If E:64:00 appears with any lens, the body's lens controller has the fault.

Affected Models

  • Sony Alpha A7 series
  • Sony Alpha A9 series
  • Sony Alpha A6000 series
  • Sony Alpha A1
  • Sony FX series

Common Causes

  • Lens focus motor failed
  • Lens aperture motor stuck or jammed
  • Lens dropped or impacted causing internal damage
  • Body lens controller IC failed
  • Aftermarket adapter blocking motor signals

How to Fix It

  1. Power off and remove the lens.

    Standard reset: turn off, remove battery, remove lens.
    Wait 30 seconds.
    This clears any latched controller state in both body and lens.
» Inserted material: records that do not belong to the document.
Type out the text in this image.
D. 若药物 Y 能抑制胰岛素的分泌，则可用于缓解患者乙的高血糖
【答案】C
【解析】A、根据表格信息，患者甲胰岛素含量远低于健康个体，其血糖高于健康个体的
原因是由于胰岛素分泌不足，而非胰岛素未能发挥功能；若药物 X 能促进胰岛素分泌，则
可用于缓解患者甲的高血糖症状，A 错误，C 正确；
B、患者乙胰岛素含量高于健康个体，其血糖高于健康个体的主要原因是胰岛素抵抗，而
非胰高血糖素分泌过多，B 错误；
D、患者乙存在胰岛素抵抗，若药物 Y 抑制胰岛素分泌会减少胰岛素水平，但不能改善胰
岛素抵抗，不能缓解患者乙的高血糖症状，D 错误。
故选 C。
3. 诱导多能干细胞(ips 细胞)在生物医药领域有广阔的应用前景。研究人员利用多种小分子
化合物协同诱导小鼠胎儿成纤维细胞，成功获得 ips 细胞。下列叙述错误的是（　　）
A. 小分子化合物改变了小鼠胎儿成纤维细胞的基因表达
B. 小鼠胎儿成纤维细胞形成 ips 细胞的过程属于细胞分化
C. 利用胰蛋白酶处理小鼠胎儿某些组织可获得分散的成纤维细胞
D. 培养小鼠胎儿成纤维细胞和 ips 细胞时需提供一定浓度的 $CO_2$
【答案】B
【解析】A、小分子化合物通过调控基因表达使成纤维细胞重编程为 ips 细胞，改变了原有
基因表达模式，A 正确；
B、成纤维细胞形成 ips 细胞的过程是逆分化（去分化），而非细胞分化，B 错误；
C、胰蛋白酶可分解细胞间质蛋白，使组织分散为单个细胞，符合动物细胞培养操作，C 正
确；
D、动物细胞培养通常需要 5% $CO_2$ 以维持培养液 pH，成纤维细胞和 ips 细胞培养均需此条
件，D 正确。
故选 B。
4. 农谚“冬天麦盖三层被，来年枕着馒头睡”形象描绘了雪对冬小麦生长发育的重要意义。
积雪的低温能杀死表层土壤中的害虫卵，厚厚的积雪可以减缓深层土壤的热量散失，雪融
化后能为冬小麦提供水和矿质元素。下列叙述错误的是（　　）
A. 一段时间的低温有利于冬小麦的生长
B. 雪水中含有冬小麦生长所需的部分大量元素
  2. Test the lens manually.

    With the lens off the camera, switch it to manual focus.
    Turn the focus ring — should rotate smoothly with light resistance.
    If it grinds, sticks, or won't move, the focus motor mechanism is jammed.
    Same test for aperture if your lens has a manual aperture ring.

  3. Try a different known-good lens.

    Mount a different Sony E-mount lens.
    Power on and try focusing.
    If E:64:00 doesn't appear, your original lens has a failed motor.
    If E:64:00 appears with any lens, the body has the fault and needs Sony service.

  4. Remove any adapters.

    If using EF-to-E or other lens adapters, remove the adapter and try the body with a native E-mount lens.
    Cheap adapters can block motor control signals.
    If E:64:00 only appears with adapter+lens, the adapter is the issue.
    Use Sigma MC-11 or Canon's official adapters for reliability.

  5. Send to Sony service.

    Lens motor repair: 200–500 USD typical for prime lenses, more for telephotos.
    For older or entry-level lenses, replacement may be more economical than repair.
    Body controller repair: 250–500 USD service fee.
    Get a quote before authorizing.

Frequently Asked Questions

Will E:64:00 always block shooting?

Mostly yes — without working lens motor, autofocus and auto-aperture don't work.
Some bodies allow shooting with manual focus and manual aperture ring (if the lens has one).
For lenses without manual aperture rings, you're stuck.
Plan for repair to restore normal use.

Can a drop cause E:64:00?

Yes — direct impact on the lens can shift focus motor components out of alignment or break internal connectors.
If E:64:00 appeared right after a drop, that's almost certainly the cause.
Service the lens — running a drop-damaged lens often makes things worse over time.